Traditional visibility, aka Monitoring 1.0, is all about information. Probes, agents, logs, and traces offer a wealth of digital health data. It comes from systems, from infrastructure, from the network, from platforms. It is generated in real-time and post-process. It is created in droves, measured not by KB today but in GB.
Honestly, we have enough data.
What we don’t have is the product of that data; we don’t always have the insights that lead to positive corrective action.
Too often we have only binary status indicators. Red is bad. Green is good. And even when we’re aware there’s a problem, we aren’t given enough information to figure out where the problem began. Yes, app A is performing poorly, and users are complaining. But why? Is it the network? Their device? The platform? The orchestration environment?
Even assuming we figure out quickly it’s the network, we aren’t offered any insight as to why it’s so congested. Is it too many users? Someone offering a sale today? Is it seasonal? Is it because of a recent update?
The variables are voluminous, and the stakes are high. Failure to address the problem of poor user experience can lead to declining revenue, abandoned apps, and loss of reputation. When business is digital, business suffers based on digital conditions.
This is the reality driving us toward observability and beyond, to AIOps. Observability, aka Monitoring 2.0, is a significant step forward in this technology journey for operators and digital business as they strive to understand and stabilize the relationship between user experience and business outcomes. But it’s only half the battle, and the other half involves analytics and automation.
Observability is more than just “better visibility.” It’s the ability to provide a picture of what’s going on at a system level. It’s not just a dashboard with network, infrastructure, and app performance plastered in colorful charts. It’s a concerted effort to correlate all the digital health data available to paint a holistic picture of how the user experience is performing right now. It’s the driving force behind operational data platforms and a considerable amount of market activity as providers position themselves to win the coveted mantle of “operational data platform” in every enterprise.
But even achieving that still leaves us battling to address the problems that invariably crop up. If knowing the user experience is half the battle, then the other half is finding out why and then acting on it.
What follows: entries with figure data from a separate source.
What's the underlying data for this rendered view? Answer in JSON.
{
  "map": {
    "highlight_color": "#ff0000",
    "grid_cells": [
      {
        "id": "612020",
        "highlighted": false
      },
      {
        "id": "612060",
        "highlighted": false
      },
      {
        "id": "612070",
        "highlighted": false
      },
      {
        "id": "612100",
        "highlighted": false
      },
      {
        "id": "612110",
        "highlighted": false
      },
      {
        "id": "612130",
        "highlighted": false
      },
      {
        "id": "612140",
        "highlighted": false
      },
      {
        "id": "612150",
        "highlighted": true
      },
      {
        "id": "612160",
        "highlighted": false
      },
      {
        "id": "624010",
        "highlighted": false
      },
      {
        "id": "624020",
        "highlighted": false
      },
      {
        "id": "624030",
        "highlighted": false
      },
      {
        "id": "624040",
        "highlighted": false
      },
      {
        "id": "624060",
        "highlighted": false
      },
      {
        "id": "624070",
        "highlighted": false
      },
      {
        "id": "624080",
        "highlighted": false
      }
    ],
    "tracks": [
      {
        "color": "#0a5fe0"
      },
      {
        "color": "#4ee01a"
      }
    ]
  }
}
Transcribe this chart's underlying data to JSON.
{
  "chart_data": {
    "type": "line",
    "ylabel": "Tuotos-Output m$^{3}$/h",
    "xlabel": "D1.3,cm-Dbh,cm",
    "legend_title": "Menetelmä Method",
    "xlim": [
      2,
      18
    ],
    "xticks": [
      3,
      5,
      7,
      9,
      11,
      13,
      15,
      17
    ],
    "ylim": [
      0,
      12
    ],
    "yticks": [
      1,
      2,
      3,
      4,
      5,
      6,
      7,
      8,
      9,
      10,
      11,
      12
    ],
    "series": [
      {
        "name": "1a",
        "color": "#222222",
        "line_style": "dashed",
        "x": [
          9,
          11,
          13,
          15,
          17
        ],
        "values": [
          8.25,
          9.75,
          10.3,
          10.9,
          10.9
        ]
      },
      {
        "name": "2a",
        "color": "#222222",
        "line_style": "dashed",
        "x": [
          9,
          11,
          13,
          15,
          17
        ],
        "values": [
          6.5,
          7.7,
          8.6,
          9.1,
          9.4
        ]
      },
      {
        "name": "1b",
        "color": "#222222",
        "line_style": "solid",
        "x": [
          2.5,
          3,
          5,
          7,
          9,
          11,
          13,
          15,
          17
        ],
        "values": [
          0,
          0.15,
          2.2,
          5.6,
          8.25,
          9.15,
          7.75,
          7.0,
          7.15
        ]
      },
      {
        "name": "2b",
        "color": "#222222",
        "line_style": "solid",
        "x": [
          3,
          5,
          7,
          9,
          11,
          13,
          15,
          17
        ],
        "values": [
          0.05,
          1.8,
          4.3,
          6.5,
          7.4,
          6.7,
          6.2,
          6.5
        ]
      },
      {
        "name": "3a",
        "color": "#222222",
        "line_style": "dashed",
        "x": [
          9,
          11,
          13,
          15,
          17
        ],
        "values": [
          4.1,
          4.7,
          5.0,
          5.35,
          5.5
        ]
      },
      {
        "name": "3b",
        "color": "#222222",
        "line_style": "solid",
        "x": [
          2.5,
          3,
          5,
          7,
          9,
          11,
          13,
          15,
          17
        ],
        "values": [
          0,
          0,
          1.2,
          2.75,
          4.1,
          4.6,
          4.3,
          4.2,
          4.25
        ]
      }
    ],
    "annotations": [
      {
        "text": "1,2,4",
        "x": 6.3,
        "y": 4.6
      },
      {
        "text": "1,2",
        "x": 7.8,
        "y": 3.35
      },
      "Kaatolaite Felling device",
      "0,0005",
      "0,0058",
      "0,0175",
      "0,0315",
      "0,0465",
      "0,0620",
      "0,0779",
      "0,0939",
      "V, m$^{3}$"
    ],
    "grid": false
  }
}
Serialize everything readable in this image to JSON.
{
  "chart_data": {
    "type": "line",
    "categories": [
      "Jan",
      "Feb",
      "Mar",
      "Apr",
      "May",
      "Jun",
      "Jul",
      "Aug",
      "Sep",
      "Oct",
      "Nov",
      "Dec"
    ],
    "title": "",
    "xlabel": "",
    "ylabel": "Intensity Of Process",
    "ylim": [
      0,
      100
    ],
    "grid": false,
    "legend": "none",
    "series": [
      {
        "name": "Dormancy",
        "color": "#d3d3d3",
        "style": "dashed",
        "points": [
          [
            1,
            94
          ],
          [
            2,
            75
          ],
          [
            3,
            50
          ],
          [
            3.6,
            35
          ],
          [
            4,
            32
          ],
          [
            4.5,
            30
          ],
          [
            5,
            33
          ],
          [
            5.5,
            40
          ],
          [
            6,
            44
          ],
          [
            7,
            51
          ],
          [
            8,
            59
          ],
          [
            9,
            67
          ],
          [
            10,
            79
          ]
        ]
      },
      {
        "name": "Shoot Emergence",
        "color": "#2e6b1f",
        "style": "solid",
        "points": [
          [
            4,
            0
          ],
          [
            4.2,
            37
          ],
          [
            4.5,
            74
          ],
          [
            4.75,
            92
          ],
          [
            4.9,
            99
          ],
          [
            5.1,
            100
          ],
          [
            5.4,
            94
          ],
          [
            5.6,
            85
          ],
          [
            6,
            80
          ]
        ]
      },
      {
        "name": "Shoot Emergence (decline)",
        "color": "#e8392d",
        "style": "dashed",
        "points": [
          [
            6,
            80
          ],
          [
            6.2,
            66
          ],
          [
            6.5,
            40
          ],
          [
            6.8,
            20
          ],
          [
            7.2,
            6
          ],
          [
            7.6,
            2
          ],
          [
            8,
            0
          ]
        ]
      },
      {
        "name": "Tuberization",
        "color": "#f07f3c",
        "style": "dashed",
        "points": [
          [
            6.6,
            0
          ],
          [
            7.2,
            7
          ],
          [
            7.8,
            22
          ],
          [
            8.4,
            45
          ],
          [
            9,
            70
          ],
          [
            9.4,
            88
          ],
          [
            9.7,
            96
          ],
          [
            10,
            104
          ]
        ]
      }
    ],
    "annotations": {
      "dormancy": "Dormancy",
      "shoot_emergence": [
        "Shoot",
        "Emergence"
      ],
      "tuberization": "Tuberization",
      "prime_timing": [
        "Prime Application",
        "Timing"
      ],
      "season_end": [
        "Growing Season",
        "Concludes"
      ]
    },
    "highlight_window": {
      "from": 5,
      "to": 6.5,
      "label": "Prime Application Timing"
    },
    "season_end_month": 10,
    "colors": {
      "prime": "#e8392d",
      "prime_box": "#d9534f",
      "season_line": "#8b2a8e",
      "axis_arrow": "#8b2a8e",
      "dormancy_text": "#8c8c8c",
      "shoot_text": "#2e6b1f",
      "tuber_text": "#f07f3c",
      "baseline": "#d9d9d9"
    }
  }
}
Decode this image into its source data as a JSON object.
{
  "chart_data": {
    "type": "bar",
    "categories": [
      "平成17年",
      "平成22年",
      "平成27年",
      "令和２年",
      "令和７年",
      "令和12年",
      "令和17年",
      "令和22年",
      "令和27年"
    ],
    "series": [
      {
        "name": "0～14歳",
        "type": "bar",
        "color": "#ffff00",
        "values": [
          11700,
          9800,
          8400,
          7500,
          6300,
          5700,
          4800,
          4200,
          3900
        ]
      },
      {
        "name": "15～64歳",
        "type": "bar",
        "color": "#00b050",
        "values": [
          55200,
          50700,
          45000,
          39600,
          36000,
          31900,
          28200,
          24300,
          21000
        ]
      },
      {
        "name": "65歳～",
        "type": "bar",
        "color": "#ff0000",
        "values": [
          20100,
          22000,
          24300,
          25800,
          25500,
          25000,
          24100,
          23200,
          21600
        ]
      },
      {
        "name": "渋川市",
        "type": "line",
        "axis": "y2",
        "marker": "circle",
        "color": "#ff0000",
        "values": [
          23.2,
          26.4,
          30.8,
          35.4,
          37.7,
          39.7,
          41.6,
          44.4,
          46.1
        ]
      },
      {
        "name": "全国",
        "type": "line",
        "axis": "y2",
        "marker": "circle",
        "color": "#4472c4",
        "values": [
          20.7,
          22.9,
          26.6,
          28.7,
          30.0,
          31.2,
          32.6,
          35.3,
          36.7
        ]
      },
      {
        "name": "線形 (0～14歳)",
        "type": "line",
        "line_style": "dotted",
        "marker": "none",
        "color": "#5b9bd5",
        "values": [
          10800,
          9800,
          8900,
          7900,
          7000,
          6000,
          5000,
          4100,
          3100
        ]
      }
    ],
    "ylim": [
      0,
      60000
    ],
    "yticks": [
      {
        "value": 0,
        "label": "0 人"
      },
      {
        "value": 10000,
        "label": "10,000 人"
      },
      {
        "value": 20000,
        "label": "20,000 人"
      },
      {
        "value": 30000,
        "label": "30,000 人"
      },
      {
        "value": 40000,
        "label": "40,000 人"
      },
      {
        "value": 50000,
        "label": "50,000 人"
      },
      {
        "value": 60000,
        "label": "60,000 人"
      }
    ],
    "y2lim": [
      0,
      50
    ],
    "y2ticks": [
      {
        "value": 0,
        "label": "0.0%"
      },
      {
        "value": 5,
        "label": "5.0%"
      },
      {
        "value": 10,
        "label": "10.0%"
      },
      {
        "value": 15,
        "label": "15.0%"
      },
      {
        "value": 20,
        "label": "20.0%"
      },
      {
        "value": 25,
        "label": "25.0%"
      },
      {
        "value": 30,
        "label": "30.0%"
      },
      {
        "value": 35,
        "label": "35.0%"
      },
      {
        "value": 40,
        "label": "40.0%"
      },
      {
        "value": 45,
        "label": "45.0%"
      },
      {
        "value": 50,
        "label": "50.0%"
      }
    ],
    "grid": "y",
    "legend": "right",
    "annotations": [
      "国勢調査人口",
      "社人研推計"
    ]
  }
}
The problem, of course, is the pesky reality that nearly all organizations are missing the insights they need to act in service to an extraordinary digital experience. Traditional analytics are canned queries that can’t identify relationships or recognize patterns in the data that can uncover these missing insights. Machine learning presents a solution, providing the means to churn through voluminous data and discover the insights necessary to address the root cause of performance degradation or identify an attack before it overwhelms services or succeeds in gaining access.
Having the insights isn’t enough, either. The ability to quickly act on those insights to improve performance or halt an attack is also important. Inserting manual review and approvals to make policy changes impedes organizational agility in the face of problems or attack.
We need to rely on compute to react in a timely manner to the insights gleaned from telemetry. Responding five minutes after an attack begins might be too late. Two minutes after a performance degradation is definitely too late based on the impatience of typical consumers. We built compute to be terribly efficient at processing data. Consider that “both in terms of spikes and synaptic transmission, the brain can perform at most about a thousand basic operations per second, or 10 million times slower than the computer.” (Source: Nautilus) We need to leverage that capability to overcome the slow down introduced by manual steps into an otherwise automated process.
If you were to race in the Daytona 500, you wouldn’t stop at every last turn and push your car the rest of the lap, would you? Without embracing a fully autonomic system, that’s what we’re doing to digital experiences.
We have long trusted systems to automatically scale services, and in the future, we will learn to trust them to take corrective action that protects services and data and ensures an extraordinary digital experience for consumers. Over half (52%) of IT decision makers agree that this capability—most often referred to as AIOps—will have a strategic impact on their organization.
This is a fully functional digital experience battle plan: a closed loop, automated operational approach driven by data collected from every layer of the stack.
There are challenges. Make no mistake, this is not a simple solution nor one you can grab off the shelf and implement. Full-stack observability—the ability to gather telemetry from every component from the network to the infrastructure, from the security and delivery technologies to the app—is not as simple as traditional monitoring providers would like. Standard approaches based on agents and probes are neither efficient nor cost effective in an architecture where distributed cloud will be the norm. Native telemetry generation capabilities—such as those achieved through the adoption of Open Telemetry—will be the best way to achieve the full stack observability needed by machine learning-based analytics to quickly and accurately produce actionable insights that align with desired business outcomes.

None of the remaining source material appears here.